6 de agosto de 2014

RAPAZ GRAN FELINO

En unos tiempos que no han dejado de pasar, en esos tiempos en los que desemboqué, llevado por la corriente de las circunstancias o por el amargo devenir de mis ineptitudes, esos tiempos en los que mi escasa convicción me empujaba a adoptar cada dos días el lema de “hoy es el día de gastar cero”, en esos tiempos en que la vida me daba apenas para beberme el día a largos, lentos y resignados tragos sin sabor, en un día de esos tiempos, me sucedió que una fuerza desconocida, no sé si mía o infusa, pero hecha de los sutiles e inefables calambres que mantienen en estado de vigilia tus ganas de sobrevivir, en ese día, digo, esa fuerza me hizo mirar, desde mi sitio en la cola del súper, hacia un raro lugar indefinido en el suelo, a la espalda de la cajera. Allí, movido por la acción de un inexplicado vientecillo a ras de suelo, animado por la mano invisible de un dios travieso, vi el leve movimiento sin desplazamiento de un billete de veinte euros mal doblado.

Instantáneamente, noté cómo el mundo, alrededor de aquel mínimo papelito azul, se me desenfocaba hasta quedar sin definición. Mirada de rapaz o de gran felino, supongo: esos veinte euros eran para mí.

Con una determinación casi olvidada, di cuatro pasos eléctricos, adelantando amablemente a las personas que me precedían en la cola. Fue una escasa distancia la que hube de recorrer, dejando atrás, languideciendo, cuatro o cinco protestas. Antes de dar el primer paso, un instintivo sentido común me había hecho soltar, por suerte, en el expositor de chiclecitos y condones, la malla de papas de guarnición, que contenía tres kilos de oferta. Así, insomne y decidido como un bárbaro iletrado y sediento que traspone irrefrenable la estepa ardiente, con las manos vacías, sobrepasé la silla y la mirada de la cajera perpleja, me agaché y en un suspiro, abracé el billete con todo el amor que cabe en un juego de metatarsianos. Con delicadeza y decisión.

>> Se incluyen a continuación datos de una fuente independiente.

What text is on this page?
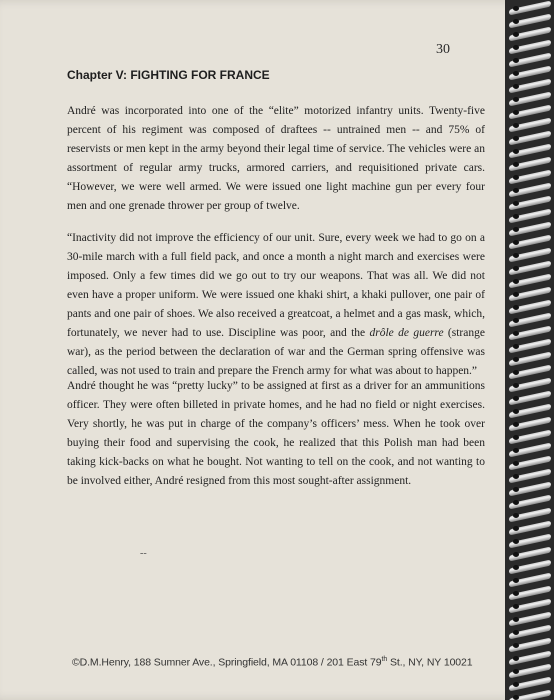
30
Chapter V: FIGHTING FOR FRANCE

André was incorporated into one of the “elite” motorized infantry units. Twenty-five percent of his regiment was composed of draftees -- untrained men -- and 75% of reservists or men kept in the army beyond their legal time of service. The vehicles were an assortment of regular army trucks, armored carriers, and requisitioned private cars. “However, we were well armed. We were issued one light machine gun per every four men and one grenade thrower per group of twelve.

“Inactivity did not improve the efficiency of our unit. Sure, every week we had to go on a 30-mile march with a full field pack, and once a month a night march and exercises were imposed. Only a few times did we go out to try our weapons. That was all. We did not even have a proper uniform. We were issued one khaki shirt, a khaki pullover, one pair of pants and one pair of shoes. We also received a greatcoat, a helmet and a gas mask, which, fortunately, we never had to use. Discipline was poor, and the drôle de guerre (strange war), as the period between the declaration of war and the German spring offensive was called, was not used to train and prepare the French army for what was about to happen.”

André thought he was “pretty lucky” to be assigned at first as a driver for an ammunitions officer. They were often billeted in private homes, and he had no field or night exercises. Very shortly, he was put in charge of the company’s officers’ mess. When he took over buying their food and supervising the cook, he realized that this Polish man had been taking kick-backs on what he bought. Not wanting to tell on the cook, and not wanting to be involved either, André resigned from this most sought-after assignment.

--
©D.M.Henry, 188 Sumner Ave., Springfield, MA 01108 / 201 East 79th St., NY, NY 10021
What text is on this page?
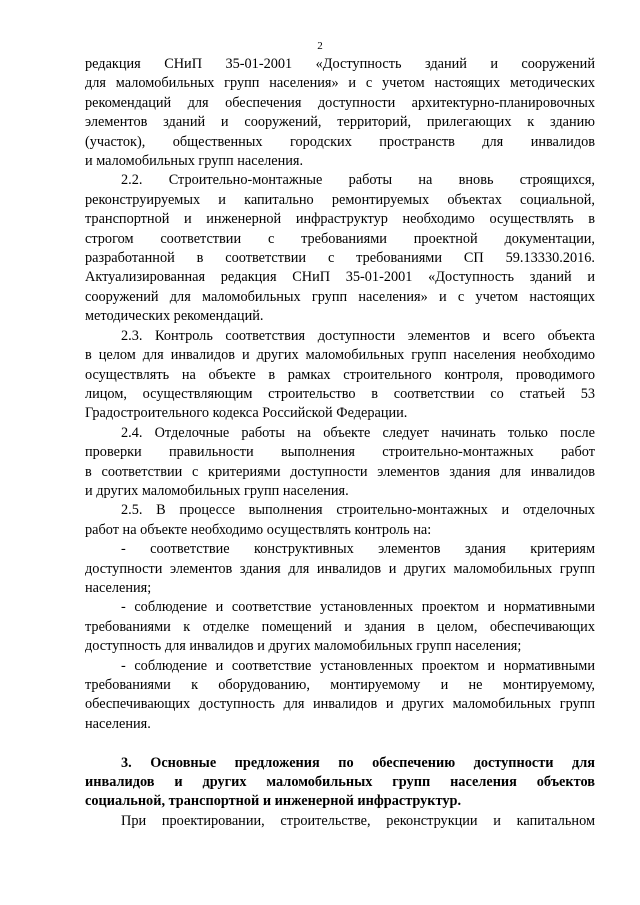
2

редакция СНиП 35-01-2001 «Доступность зданий и сооружений

для маломобильных групп населения» и с учетом настоящих методических

рекомендаций для обеспечения доступности архитектурно-планировочных

элементов зданий и сооружений, территорий, прилегающих к зданию

(участок), общественных городских пространств для инвалидов

и маломобильных групп населения.

2.2. Строительно-монтажные работы на вновь строящихся,

реконструируемых и капитально ремонтируемых объектах социальной,

транспортной и инженерной инфраструктур необходимо осуществлять в

строгом соответствии с требованиями проектной документации,

разработанной в соответствии с требованиями СП 59.13330.2016.

Актуализированная редакция СНиП 35-01-2001 «Доступность зданий и

сооружений для маломобильных групп населения» и с учетом настоящих

методических рекомендаций.

2.3. Контроль соответствия доступности элементов и всего объекта

в целом для инвалидов и других маломобильных групп населения необходимо

осуществлять на объекте в рамках строительного контроля, проводимого

лицом, осуществляющим строительство в соответствии со статьей 53

Градостроительного кодекса Российской Федерации.

2.4. Отделочные работы на объекте следует начинать только после

проверки правильности выполнения строительно-монтажных работ

в соответствии с критериями доступности элементов здания для инвалидов

и других маломобильных групп населения.

2.5. В процессе выполнения строительно-монтажных и отделочных

работ на объекте необходимо осуществлять контроль на:

- соответствие конструктивных элементов здания критериям

доступности элементов здания для инвалидов и других маломобильных групп

населения;

- соблюдение и соответствие установленных проектом и нормативными

требованиями к отделке помещений и здания в целом, обеспечивающих

доступность для инвалидов и других маломобильных групп населения;

- соблюдение и соответствие установленных проектом и нормативными

требованиями к оборудованию, монтируемому и не монтируемому,

обеспечивающих доступность для инвалидов и других маломобильных групп

населения.

3. Основные предложения по обеспечению доступности для

инвалидов и других маломобильных групп населения объектов

социальной, транспортной и инженерной инфраструктур.

При проектировании, строительстве, реконструкции и капитальном
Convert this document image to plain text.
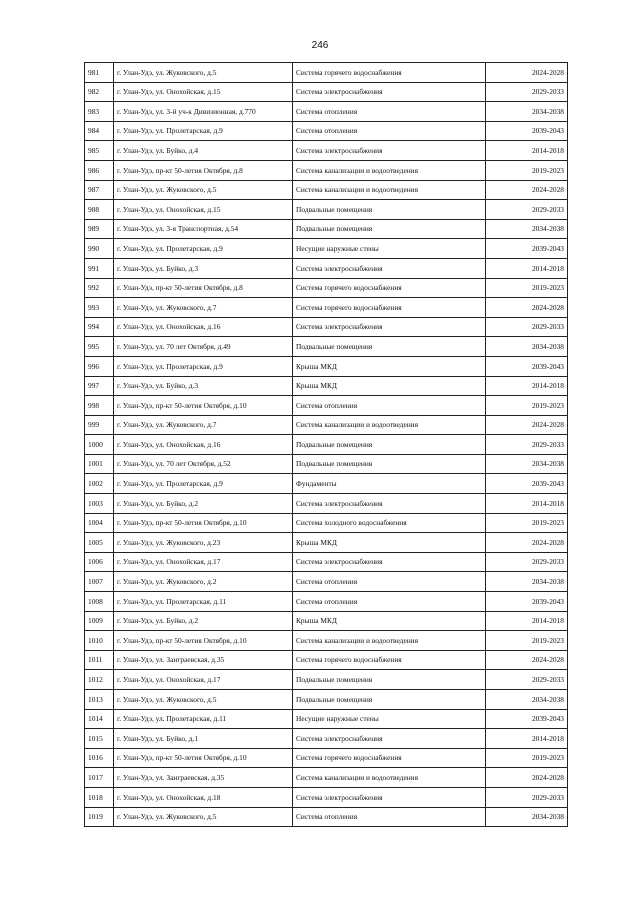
246
981	г. Улан-Удэ, ул. Жуковского, д.5	Система горячего водоснабжения	2024-2028
982	г. Улан-Удэ, ул. Онохойская, д.15	Система электроснабжения	2029-2033
983	г. Улан-Удэ, ул. 3-й уч-к Дивизионная, д.770	Система отопления	2034-2038
984	г. Улан-Удэ, ул. Пролетарская, д.9	Система отопления	2039-2043
985	г. Улан-Удэ, ул. Буйко, д.4	Система электроснабжения	2014-2018
986	г. Улан-Удэ, пр-кт 50-летия Октября, д.8	Система канализации и водоотведения	2019-2023
987	г. Улан-Удэ, ул. Жуковского, д.5	Система канализации и водоотведения	2024-2028
988	г. Улан-Удэ, ул. Онохойская, д.15	Подвальные помещения	2029-2033
989	г. Улан-Удэ, ул. 3-я Транспортная, д.54	Подвальные помещения	2034-2038
990	г. Улан-Удэ, ул. Пролетарская, д.9	Несущие наружные стены	2039-2043
991	г. Улан-Удэ, ул. Буйко, д.3	Система электроснабжения	2014-2018
992	г. Улан-Удэ, пр-кт 50-летия Октября, д.8	Система горячего водоснабжения	2019-2023
993	г. Улан-Удэ, ул. Жуковского, д.7	Система горячего водоснабжения	2024-2028
994	г. Улан-Удэ, ул. Онохойская, д.16	Система электроснабжения	2029-2033
995	г. Улан-Удэ, ул. 70 лет Октября, д.49	Подвальные помещения	2034-2038
996	г. Улан-Удэ, ул. Пролетарская, д.9	Крыша МКД	2039-2043
997	г. Улан-Удэ, ул. Буйко, д.3	Крыша МКД	2014-2018
998	г. Улан-Удэ, пр-кт 50-летия Октября, д.10	Система отопления	2019-2023
999	г. Улан-Удэ, ул. Жуковского, д.7	Система канализации и водоотведения	2024-2028
1000	г. Улан-Удэ, ул. Онохойская, д.16	Подвальные помещения	2029-2033
1001	г. Улан-Удэ, ул. 70 лет Октября, д.52	Подвальные помещения	2034-2038
1002	г. Улан-Удэ, ул. Пролетарская, д.9	Фундаменты	2039-2043
1003	г. Улан-Удэ, ул. Буйко, д.2	Система электроснабжения	2014-2018
1004	г. Улан-Удэ, пр-кт 50-летия Октября, д.10	Система холодного водоснабжения	2019-2023
1005	г. Улан-Удэ, ул. Жуковского, д.23	Крыша МКД	2024-2028
1006	г. Улан-Удэ, ул. Онохойская, д.17	Система электроснабжения	2029-2033
1007	г. Улан-Удэ, ул. Жуковского, д.2	Система отопления	2034-2038
1008	г. Улан-Удэ, ул. Пролетарская, д.11	Система отопления	2039-2043
1009	г. Улан-Удэ, ул. Буйко, д.2	Крыша МКД	2014-2018
1010	г. Улан-Удэ, пр-кт 50-летия Октября, д.10	Система канализации и водоотведения	2019-2023
1011	г. Улан-Удэ, ул. Заиграевская, д.35	Система горячего водоснабжения	2024-2028
1012	г. Улан-Удэ, ул. Онохойская, д.17	Подвальные помещения	2029-2033
1013	г. Улан-Удэ, ул. Жуковского, д.5	Подвальные помещения	2034-2038
1014	г. Улан-Удэ, ул. Пролетарская, д.11	Несущие наружные стены	2039-2043
1015	г. Улан-Удэ, ул. Буйко, д.1	Система электроснабжения	2014-2018
1016	г. Улан-Удэ, пр-кт 50-летия Октября, д.10	Система горячего водоснабжения	2019-2023
1017	г. Улан-Удэ, ул. Заиграевская, д.35	Система канализации и водоотведения	2024-2028
1018	г. Улан-Удэ, ул. Онохойская, д.18	Система электроснабжения	2029-2033
1019	г. Улан-Удэ, ул. Жуковского, д.5	Система отопления	2034-2038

La anécdota no da para obra cumbre. No hice más que cerrar los dedos y los oídos, y antes de que me alcanzase alguna objeción, volví a entrar al súper, sin miradas ni saludos (no fuera a ser que), cogí una cesta con ruedas y asa larga (importante), y recorrí con voracidad los pasillos en los que mis apetencias vivían postergadas. Tomé con presteza y a conciencia, al menos una muestra de cada nivel de la pirámide alimentaria, y volví a la misma cola, en la que la cajera, sin preguntar mucho más, aguantaba la risa, mientras yo le contestaba que sí, que quería dos o tres bolsas.

Aquella tarde, por primera vez en meses, logré dormir la siesta en un día de diario. El cuerpo, que en esos tiempos que no han dejado de pasar, me había cogido la maña de sentirse naturalmente perdido, apartado de los premios sencillos de la carne, encaró la tarde con una rara sensación esperanzada. Cogí el cuaderno que consigna lo que debo y lo que me deben, y con ese aire despreocupado de los que se saben íntimamente conectados y cuidados por El Gran WiFi, con ese andar ligerito de los que pueden vivir sin tener que poner el culo a la pared cada tres pasos, me eché a la calle, a pasear mi guapura entre mujeres bonitas.